Two senators say the NSA is still lying to Congress
Two Democrats on the Senate Select Committee on Intelligence say the National Security Agency provided “inaccurate” and “misleading” information to the American public about the government’s vast surveillance operations.
Senators Ron Wyden and Mark Udall sent a letter to NSA Director Gen. Keith Alexander on Monday asking him to make revisions to a set of fact sheets that were released by his agency to quell concerns about domestic surveillance in the wake of leaked documents attributed to former intelligence contractor Edward Snowden earlier this month.
The Guardian newspaper has been publishing top-secret documents provided by Snowden that he says proves the NSA operates secretive spying programs that retain information on United States citizens under Section 702 of the Foreign Intelligence Surveillance Act (FISA) and Section 215 of the PATRIOT Act. Snowden claims those two statutes are abused in order to surveil American citizens, an argument Gen. Alexander’s office recently attempted to counter by releasing a four-page set of bullet points outlining what the US government can and can’t do under federal law.
According to Sens. Wyden and Udall, the NSA’s response isn’t in-tune with what they’ve been told of the programs. "We were disappointed to see that this fact sheet contains an inaccurate statement about how the Section 702 authority has been interpreted by the US government," they write Gen. Alexander. "In our judgment this inaccuracy is significant, as it portrays protections for Americans' privacy as being significantly stronger than they actually are."
But while the fact sheets have been made available online, Wyden and Udall can’t explain in their public letter what their allegations are in reference to since the lawmakers’ own knowledge of the clandestine operations are not allowed to be discussed, even among the constituents who elected them to the Senate. Instead, they wrote that they’ve “identified this inaccurate statement in the classified attachment” sent to Alexander.
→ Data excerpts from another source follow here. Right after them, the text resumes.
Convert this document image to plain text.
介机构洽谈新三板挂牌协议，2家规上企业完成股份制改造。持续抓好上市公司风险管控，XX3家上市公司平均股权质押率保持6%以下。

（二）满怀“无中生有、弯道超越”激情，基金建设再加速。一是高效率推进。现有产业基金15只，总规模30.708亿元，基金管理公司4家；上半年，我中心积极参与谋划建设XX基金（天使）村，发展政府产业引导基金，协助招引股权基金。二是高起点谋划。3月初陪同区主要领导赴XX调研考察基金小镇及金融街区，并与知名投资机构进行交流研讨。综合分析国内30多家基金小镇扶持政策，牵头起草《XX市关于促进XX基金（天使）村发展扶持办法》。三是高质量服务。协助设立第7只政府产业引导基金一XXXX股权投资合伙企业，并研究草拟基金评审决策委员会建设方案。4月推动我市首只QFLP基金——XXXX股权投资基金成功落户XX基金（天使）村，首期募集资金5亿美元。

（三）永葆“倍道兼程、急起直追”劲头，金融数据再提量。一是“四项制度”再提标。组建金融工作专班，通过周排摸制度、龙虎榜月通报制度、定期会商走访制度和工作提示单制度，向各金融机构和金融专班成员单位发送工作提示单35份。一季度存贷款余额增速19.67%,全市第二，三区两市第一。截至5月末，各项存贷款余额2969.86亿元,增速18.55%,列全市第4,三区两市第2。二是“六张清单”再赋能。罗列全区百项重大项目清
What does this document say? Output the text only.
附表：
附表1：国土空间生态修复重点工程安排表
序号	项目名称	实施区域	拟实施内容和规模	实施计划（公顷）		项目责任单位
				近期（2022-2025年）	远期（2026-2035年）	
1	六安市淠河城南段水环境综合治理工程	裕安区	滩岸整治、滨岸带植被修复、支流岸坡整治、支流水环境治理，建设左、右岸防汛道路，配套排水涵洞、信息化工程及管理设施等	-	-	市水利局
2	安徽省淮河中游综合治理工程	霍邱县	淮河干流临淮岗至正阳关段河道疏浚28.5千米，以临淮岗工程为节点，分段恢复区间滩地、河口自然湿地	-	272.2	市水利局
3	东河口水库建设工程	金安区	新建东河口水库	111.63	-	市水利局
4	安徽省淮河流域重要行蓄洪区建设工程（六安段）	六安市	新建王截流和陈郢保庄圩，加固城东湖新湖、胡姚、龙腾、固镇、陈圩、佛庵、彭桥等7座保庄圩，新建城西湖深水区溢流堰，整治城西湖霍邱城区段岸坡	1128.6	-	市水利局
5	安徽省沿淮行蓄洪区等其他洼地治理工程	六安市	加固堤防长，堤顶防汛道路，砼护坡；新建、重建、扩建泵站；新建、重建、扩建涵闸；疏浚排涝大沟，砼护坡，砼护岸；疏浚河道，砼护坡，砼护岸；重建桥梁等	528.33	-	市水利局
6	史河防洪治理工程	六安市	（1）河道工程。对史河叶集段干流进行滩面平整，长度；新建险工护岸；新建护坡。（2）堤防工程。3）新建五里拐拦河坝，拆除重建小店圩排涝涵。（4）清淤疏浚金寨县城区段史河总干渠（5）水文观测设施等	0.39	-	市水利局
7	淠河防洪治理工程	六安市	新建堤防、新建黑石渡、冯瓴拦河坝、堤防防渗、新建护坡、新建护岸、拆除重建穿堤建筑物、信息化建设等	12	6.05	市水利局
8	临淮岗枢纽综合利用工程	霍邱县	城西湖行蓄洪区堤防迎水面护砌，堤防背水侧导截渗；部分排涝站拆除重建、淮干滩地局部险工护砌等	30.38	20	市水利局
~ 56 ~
Elsewhere, the lawmakers rejected the NSA’s claim that, "Any inadvertently acquired communication of or concerning a US person must be promptly destroyed if it is neither relevant to the authorized purpose nor evidence of a crime."
"We believe that this statement is somewhat misleading,” replied the senators, “in that it implies that the NSA has the ability to determine how many American communications it has collected under Section 702, or that the law does not allow the NSA to deliberately search for the records of particular Americans. In fact, the intelligence community has told us repeatedly that it is ‘not reasonably possible to identify the number of people located in the United States whose communications may have been reviewed under the authority’ of the FISA Amendments Act.”
In a tweet sent out Monday evening, Sen. Wyden again said the
FISA fact sheet included a “significant inaccuracy.”
Significant inaccuracy in NSA's FISA fact sheet. It portrays privacy protections as being stronger than they are. http://t.co/MbPcJUF4oc
— Ron Wyden (@RonWyden) June 24, 2013
Nowhere does the senators’ response include allegations of any discrepancies in the Section 215 fact sheet, but both Wyden and Udall have raised questions about how the government interprets that provision previously. “We believe most Americans would be stunned to learn the details of how these secret court opinions have interpreted Section 215,” they wrote in a joint letter to Attorney General Eric Holder last year. “As we see it, there is now a significant gap between what most Americans think the law allows and what the government secretly claims the law allows. This is a problem, because it is impossible to have an informed public debate about what the law should say when they public doesn’t know what its government thinks the law says.”
In their letter to Gen. Alexander this week, both Udall and Wyden wrote that they believe the US government should have “broad authorities to investigate terrorism and espionage,” and that it’s possible to “aggressively pursue terrorists without compromising the constitutional rights of ordinary Americans.”
“Achieving this goal depends not just on secret courts and secret congressional hearings, but on informed public debate as well,” they wrote.
But while Sens. Udall and Wyden have been long critical of surveillance powers provided through FISA and the PATRIOT Act, their take on the revelations exposed by Mr. Snowden differs drastically with that of President Barack Obama and many leading figures of his administration. Mr. Obama, Gen. Alexander and Mr. Holder have all defended the practices used by the NSA and say that no constitutional violations occur due to privacy safeguards in place, as have Senate Intelligence Chair Dianne Feinstein (D-Calif.).
“I think it’s important to recognize that you can’t have 100 percent security and also then have 100 percent privacy and zero inconvenience,” President Obama said earlier this month.
With respect to Section 702 and Section 215, Obama said, “These are programs that have been authorized by broad bipartisan majorities repeatedly since 2006. And so I think at the onset it is important to understand that your duly elected representatives have been consistently informed on exactly what we’re doing.”
Edward Snowden revealed himself as the contractor responsible for the leaks published by The Guardian less than one week after the paper first began releasing information on the programs. He gave several interviews in Hong Kong before flying to Moscow where he remains today, according to both the US and Russian presidents. The anti-secrecy website WikiLeaks announced Monday that Snowden has asked for asylum from several countries, including Iceland and Ecuador.